Pieter was born on the 6th April 1936, the only son of German parents who had fled to the Netherlands during the rise of the Nazis in Hitler’s Germany.
After his father’s arrest by the Gestapo, his mother sent him into hiding, aged only five or six years old. “Above all other feelings, a sense of guilt engulfed me about leaving my mother and maternal grandparents,” he recalled in the recently published book ‘Zachor: Child Survivors Speak’. “I knew I would never see them again.”
Pieter was placed on a farm near Arnhem, together with a married couple and two teenage boys. Different hiding places were arranged, to which they could retreat within minutes if a raid was conducted by the Germans. When a raid finally came, Pieter and one of the teenagers were hidden in a box above the cow stalls. “We were so frightened,” Pieter recalled. “I tried to breathe quietly, but the more I tried, the louder it seemed.” Then the Germans found and dragged out the married couple and the other teenager.
Pieter could hear everything as the Germans confronted the farmer. Despite the beatings which followed, he would not give up the hiding place, and was taken away to a concentration camp. To Pieter, the farmer and his wife showed courage ‘beyond what any other two persons would have had.’ “Their sense of what was right and their religious conviction is a memory which I will bear forever.” Pieter was moved to another farm, where at night he and two other children would sleep in bunks in a false wall.
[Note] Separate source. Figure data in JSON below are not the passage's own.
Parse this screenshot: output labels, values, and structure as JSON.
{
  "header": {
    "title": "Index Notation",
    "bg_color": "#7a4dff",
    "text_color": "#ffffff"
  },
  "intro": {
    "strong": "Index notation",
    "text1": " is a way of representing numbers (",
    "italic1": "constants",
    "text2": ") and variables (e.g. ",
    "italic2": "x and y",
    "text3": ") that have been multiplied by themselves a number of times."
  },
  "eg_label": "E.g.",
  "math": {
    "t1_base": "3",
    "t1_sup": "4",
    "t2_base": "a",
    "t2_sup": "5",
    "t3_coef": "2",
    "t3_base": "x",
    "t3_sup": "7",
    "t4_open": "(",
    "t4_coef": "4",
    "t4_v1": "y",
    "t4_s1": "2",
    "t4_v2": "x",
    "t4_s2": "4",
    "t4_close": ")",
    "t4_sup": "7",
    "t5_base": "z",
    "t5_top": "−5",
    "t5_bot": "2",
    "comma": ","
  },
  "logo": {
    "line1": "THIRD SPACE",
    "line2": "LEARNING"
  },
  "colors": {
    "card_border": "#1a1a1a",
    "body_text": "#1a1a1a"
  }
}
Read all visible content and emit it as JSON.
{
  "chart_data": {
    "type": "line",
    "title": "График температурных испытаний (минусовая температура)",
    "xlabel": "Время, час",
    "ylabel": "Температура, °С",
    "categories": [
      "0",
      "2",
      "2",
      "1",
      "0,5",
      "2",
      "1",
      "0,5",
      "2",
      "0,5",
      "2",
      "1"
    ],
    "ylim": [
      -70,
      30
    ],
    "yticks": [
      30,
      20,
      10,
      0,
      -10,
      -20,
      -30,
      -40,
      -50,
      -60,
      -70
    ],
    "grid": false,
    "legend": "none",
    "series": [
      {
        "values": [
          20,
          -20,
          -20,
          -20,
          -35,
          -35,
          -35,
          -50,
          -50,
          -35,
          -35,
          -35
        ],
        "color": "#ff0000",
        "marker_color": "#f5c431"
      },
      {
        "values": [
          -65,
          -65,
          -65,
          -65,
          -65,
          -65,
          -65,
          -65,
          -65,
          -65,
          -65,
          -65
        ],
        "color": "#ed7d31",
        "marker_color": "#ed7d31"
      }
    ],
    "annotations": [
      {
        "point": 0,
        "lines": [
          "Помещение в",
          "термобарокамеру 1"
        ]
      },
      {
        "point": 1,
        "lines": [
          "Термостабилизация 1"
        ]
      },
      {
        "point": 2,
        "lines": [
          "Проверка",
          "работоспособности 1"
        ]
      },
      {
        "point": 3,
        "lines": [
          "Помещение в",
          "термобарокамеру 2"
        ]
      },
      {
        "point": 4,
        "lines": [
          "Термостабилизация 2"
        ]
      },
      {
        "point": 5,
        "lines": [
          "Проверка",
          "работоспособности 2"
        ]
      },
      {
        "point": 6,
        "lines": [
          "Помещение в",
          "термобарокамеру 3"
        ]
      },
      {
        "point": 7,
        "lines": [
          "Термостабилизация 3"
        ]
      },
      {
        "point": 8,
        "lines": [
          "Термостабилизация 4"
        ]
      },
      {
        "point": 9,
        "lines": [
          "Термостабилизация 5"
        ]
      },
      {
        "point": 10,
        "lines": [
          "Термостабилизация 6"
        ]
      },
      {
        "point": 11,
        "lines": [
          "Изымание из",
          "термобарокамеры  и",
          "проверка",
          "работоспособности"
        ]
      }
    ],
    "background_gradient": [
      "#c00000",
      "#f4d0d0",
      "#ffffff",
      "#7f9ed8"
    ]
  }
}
In 1946, Pieter came to live with his aunt in London and was educated here, assimilating quickly. His Holocaust experience, however, would haunt the rest of his life, making it difficult for him to ever again trust or feel close to other people.
Aged seventeen, he revisited Amsterdam. Under the flat where he had lived with his parents was a café. “The people in the café looked at me as if I had returned from Mars,” he remembered. “I couldn’t stand it. I left my coffee, went outside and burst into tears.”
Pieter found work in the accounts department of the Gas Board in London. He was soon involved in union activities, becoming the chief shop steward of the gas division in NALGO, later to become UNISON.
“He had a first class brain and must have been a pain in the neck to the management as he argued so logically for his work colleagues to improve their conditions or present their grievances,” says Steven Frank, a fellow Holocaust survivor and longtime friend. “But he always did so fairly, when he knew that they were being wronged. He was not for strike action to get at the management.”
In later years, Pieter became associated first with the Child Survivor Group and then with the Child Survivors Association of Great Britain, of which he was a founder member and the first vice chairman. He worked tirelessly for the London Jewish Cultural Centre, and regularly attended the Hidden Children group at the Holocaust Survivor’s Centre in Hendon.
Although he threw himself into such activities, Pieter would say of himself, “I have never had any real friends; I always hold back.” The tribute of another friend and fellow Holocaust survivor, Dr Martin Stern, gently belies that bleak reflection:
“He is a man who, despite a terribly difficult life, inspired great respect, and who under even the most difficult circumstances was determined to make his contribution to Holocaust education. He was a stickler for honesty and decency, and his final illness showed how he was loved and respected to an extraordinary degree by an amazing circle of people.”
Pieter Steinhardt’s funeral will take place tomorrow.